A Índia disse na quinta-feira que, sob sua atual presidência do G20, priorizará o desenvolvimento de uma estrutura para a regulamentação global de criptoativos não lastreados, stablecoins e finanças descentralizadas e explorará a “possibilidade de [sua] proibição” em um revés potencialmente grande para o indústria nascente.
A Índia iniciou sua presidência de um ano do Grupo 20 no início deste mês. O grupo, que compreende 19 nações em todos os continentes e na UE, representa 85% do PIB mundial. Também convida países não membros, incluindo Cingapura e Espanha, e organizações internacionais como o Banco Mundial e o FMI.
O Reserve Bank of India, o banco central indiano, disse em um relatório hoje que os ativos criptográficos são altamente voláteis e exibem altas correlações com ações de maneiras que contestam a narrativa da indústria e as reivindicações em torno dos ativos digitais virtuais como uma fonte alternativa de valor devido a seus supostos benefícios de proteção contra a inflação.
O banco central indiano alertou que os formuladores de políticas em todo o mundo estão preocupados com o fato de o setor cripto poder se tornar mais interconectado com as finanças convencionais e “desviar o financiamento das finanças tradicionais com um efeito mais amplo na economia real”.
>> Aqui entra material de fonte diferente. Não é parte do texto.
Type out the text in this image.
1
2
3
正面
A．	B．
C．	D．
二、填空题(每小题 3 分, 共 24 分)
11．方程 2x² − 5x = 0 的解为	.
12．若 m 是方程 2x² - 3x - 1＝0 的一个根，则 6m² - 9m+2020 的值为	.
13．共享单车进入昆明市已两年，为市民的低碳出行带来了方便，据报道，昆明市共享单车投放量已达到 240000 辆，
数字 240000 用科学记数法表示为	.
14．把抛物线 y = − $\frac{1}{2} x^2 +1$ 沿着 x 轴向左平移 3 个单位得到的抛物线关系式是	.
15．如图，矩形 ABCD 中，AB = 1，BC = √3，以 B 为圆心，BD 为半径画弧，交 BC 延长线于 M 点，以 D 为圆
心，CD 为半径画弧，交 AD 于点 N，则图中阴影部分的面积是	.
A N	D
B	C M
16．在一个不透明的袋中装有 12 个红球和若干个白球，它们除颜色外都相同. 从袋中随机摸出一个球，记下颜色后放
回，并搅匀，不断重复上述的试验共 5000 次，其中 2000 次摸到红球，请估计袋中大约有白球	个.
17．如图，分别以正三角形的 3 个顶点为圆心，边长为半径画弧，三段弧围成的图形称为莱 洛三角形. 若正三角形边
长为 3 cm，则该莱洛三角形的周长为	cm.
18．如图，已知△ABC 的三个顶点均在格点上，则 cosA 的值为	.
O banco central indiano está entre um dos maiores críticos da indústria cripto. O governador do RBI, Shaktikanta Das, alertou na semana passada que as criptomoedas privadas causarão a próxima crise financeira, a menos que seu uso seja proibido .
“A mudança de valor em qualquer assim chamado produto é função do mercado. Mas, ao contrário de qualquer outro ativo ou produto, nossa principal preocupação com a criptografia é que ela não possui nenhum subjacente. Acho que cripto ou criptomoeda privada é uma maneira elegante de descrever o que, de outra forma, é uma atividade 100% especulativa”, disse ele em uma conferência.
Das disse que a cripto deve sua origem à ideia de contornar ou quebrar o sistema financeiro existente. “Eles não acreditam no banco central, não acreditam em um mundo financeiro regulamentado. Ainda estou para ouvir um bom argumento sobre o propósito público a que serve”, disse ele, acrescentando que acredita que as criptomoedas devem ser proibidas.
A Índia está entre as nações que adotaram uma abordagem rigorosa com criptomoedas. No início deste ano, começou a tributar as moedas virtuais, cobrando um imposto de 30% sobre os ganhos e uma dedução de 1% em cada transação criptográfica.
O movimento do país, juntamente com a desaceleração do mercado, esgotou severamente as transações que as bolsas locais CoinSwitch Kuber, apoiadas pela Sequoia India e Andreessen Horowitz, e CoinDCX, apoiadas pela Pantera, processam no país.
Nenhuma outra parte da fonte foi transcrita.